Read Someone to Love Page 25

“Look, Royce, I love you, but don’t ask me any more relationship questions. It’s too weird.” He seems to get it and hugs me before he leaves the room.

  It’s not a big hug. It tells me that I haven’t said enough. But how can I answer Royce’s question when I can’t answer my own? He’s got me thinking what Zach means to me, and that’s enough to make me nervous, because, like him, I don’t know.

  t h i r t y - o n e

  “The most painful thing is losing yourself in the process of loving someone

  too much, and forgetting that you are special too.”

  —Ernest Hemingway

  Zach and I are walking on the sprawling grass between tombstones at Hollywood Forever Cemetery. It’s movie night and already there are hundreds of people camped on blankets waiting for the sun to slip from dusk to darkness. A large screen has been erected in the middle of the cemetery. Music is playing and people are enjoying picnics.

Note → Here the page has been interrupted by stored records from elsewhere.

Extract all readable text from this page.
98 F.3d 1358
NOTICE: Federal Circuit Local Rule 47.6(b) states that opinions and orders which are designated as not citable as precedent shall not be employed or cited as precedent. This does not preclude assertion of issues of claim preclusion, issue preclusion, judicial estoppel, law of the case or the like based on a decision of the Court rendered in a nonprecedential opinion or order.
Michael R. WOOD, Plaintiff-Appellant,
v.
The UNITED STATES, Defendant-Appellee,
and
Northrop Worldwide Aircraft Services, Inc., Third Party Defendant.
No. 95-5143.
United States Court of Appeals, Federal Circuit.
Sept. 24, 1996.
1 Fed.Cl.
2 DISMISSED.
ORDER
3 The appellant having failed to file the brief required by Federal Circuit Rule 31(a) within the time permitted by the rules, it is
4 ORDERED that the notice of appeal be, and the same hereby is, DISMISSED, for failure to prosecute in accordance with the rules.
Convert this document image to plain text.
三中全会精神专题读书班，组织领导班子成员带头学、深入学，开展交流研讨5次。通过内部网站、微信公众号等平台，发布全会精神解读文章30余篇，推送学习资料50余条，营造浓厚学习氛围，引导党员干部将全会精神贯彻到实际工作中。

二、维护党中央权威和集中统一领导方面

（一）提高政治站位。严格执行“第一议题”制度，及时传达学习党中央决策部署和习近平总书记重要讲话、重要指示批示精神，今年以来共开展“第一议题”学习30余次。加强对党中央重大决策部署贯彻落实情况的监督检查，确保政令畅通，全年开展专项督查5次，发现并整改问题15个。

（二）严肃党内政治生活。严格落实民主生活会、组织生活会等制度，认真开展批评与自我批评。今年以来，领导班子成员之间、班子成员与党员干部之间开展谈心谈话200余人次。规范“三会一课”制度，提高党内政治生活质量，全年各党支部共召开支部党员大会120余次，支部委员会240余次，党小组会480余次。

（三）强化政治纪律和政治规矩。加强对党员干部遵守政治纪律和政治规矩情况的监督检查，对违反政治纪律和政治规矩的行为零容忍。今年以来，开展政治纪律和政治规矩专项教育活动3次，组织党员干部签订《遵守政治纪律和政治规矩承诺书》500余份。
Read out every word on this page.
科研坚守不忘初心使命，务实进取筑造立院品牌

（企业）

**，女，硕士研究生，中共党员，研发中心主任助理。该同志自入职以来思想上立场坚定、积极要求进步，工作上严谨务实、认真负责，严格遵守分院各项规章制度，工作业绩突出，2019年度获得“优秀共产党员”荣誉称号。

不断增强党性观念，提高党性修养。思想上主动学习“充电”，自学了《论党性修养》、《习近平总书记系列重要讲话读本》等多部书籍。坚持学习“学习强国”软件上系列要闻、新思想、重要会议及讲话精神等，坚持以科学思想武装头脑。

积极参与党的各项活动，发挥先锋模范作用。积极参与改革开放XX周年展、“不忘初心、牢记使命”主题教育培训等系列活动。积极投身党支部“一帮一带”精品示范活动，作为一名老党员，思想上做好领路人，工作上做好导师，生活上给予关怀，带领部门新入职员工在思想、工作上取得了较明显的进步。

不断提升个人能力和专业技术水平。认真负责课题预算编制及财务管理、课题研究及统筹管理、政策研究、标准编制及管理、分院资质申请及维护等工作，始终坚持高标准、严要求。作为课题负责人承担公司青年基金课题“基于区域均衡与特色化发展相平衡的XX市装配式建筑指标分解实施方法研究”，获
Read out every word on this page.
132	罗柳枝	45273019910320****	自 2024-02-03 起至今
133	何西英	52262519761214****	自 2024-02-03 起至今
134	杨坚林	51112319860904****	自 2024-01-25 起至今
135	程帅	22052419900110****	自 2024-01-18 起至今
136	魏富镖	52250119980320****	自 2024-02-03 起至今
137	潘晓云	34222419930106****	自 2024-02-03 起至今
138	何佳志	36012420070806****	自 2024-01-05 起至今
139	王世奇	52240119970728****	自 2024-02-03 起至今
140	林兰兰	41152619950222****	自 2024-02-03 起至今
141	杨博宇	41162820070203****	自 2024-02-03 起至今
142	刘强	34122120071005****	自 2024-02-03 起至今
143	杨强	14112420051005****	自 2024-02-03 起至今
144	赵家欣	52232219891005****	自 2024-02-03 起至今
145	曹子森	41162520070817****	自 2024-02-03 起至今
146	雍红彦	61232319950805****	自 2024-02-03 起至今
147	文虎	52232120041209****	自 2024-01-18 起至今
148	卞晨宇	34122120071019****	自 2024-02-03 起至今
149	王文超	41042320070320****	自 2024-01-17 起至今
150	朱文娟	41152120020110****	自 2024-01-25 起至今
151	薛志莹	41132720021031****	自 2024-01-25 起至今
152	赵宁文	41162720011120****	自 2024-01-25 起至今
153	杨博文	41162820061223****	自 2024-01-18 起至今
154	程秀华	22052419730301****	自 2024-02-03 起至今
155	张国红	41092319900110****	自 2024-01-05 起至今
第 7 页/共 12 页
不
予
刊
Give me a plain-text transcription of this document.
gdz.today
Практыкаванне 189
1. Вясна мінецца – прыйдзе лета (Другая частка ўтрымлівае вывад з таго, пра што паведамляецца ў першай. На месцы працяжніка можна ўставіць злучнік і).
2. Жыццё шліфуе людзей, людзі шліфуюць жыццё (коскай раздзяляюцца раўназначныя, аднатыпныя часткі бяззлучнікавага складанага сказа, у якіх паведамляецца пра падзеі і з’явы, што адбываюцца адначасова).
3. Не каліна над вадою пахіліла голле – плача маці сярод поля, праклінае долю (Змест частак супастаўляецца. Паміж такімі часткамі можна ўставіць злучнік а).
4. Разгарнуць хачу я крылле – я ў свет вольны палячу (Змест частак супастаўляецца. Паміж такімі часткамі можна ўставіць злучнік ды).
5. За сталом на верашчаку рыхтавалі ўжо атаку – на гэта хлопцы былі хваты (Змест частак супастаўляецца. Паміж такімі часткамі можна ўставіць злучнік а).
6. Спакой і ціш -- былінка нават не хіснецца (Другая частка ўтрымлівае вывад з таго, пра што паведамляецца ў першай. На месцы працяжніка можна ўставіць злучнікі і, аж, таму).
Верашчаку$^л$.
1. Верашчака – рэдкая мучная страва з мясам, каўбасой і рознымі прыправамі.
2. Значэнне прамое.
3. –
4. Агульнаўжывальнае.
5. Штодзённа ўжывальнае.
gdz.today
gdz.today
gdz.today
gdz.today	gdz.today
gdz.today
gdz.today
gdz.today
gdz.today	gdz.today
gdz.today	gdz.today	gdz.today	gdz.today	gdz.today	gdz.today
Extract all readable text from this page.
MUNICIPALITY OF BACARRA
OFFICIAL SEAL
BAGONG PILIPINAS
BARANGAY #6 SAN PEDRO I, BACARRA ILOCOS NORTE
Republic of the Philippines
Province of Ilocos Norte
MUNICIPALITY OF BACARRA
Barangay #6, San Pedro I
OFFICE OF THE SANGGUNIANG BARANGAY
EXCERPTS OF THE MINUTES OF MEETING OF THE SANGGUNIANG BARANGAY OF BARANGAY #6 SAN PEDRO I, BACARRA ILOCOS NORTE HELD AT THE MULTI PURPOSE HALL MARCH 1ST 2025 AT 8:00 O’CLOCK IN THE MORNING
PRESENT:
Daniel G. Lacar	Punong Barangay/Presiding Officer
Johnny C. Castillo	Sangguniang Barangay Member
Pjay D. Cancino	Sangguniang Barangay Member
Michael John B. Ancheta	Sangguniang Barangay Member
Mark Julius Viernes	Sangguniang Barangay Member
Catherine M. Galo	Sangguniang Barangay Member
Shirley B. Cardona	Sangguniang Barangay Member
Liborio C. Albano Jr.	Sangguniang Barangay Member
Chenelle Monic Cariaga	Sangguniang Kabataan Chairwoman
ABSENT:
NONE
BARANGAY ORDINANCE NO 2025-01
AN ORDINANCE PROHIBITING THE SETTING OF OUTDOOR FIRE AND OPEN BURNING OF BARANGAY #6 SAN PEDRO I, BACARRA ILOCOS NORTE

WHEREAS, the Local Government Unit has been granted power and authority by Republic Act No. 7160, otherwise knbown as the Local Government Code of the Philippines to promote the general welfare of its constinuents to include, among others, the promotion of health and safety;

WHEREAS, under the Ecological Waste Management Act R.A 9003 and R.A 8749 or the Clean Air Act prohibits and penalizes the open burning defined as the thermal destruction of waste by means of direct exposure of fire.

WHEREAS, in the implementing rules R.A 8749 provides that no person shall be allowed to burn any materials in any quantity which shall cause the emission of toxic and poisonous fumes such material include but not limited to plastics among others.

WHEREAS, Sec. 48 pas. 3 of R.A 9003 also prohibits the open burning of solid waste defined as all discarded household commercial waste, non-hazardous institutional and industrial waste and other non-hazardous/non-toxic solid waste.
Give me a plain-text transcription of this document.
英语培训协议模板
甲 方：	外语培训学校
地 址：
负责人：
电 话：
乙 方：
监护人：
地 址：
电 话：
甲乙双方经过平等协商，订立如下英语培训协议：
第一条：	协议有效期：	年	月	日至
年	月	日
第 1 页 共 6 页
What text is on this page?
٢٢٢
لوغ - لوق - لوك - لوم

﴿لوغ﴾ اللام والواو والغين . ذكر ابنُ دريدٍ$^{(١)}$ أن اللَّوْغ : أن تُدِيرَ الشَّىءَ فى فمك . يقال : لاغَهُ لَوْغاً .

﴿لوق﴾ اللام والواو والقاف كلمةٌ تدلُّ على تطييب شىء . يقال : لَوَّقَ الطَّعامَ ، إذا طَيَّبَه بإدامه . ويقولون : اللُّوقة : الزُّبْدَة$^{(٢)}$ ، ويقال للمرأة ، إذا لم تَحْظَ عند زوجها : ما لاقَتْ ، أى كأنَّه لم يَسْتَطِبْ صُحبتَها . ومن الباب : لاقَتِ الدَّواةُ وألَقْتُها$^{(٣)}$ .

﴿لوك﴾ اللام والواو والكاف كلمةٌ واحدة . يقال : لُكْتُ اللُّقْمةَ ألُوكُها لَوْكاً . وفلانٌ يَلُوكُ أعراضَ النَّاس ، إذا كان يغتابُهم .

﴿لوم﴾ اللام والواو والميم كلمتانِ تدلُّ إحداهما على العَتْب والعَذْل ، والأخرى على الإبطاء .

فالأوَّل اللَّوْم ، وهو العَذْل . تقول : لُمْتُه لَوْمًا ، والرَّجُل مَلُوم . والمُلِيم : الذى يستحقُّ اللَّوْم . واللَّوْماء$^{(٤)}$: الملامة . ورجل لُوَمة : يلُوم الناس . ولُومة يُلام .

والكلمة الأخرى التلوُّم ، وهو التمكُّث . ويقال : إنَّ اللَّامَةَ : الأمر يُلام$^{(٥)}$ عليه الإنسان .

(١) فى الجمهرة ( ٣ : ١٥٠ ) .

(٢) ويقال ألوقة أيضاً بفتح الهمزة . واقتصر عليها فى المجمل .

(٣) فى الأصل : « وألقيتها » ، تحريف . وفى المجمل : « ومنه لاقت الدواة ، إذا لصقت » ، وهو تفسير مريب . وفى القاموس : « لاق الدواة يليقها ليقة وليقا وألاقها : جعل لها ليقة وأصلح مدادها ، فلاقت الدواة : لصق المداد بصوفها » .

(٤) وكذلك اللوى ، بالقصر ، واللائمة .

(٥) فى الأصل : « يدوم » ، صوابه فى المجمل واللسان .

  We spread our blanket and cuddle up in the cool breeze, staring at all the palm trees lining the horizon and tombstone silhouettes guarding us with their ghosts.

  There’s an introduction fifteen minutes later, followed by commercials, then the feature movie: Casablanca. I was hoping we would catch an old Brat Pack film like Sixteen Candles, but I’m just happy to be out and not thinking about everything for once.

  “Have you seen this one?” I ask.

  “A long time ago,” Zach says. “I don’t really remember it.”

  “It has beautiful shadows,” I say. “I’ve never seen more perfect lighting.”

  His eyes scan the audience. “Is that right?” he says, half listening as he shifts away from me to the other side of the blanket.

  “What are you looking at?” I sit up. “Is that Cristina?” I ask, pretty sure I’ve spotted her sitting twenty feet away. I doubt that this is a coincidence. Is she following us? Did Zach tell her we were going to be here? Are they closer than I thought?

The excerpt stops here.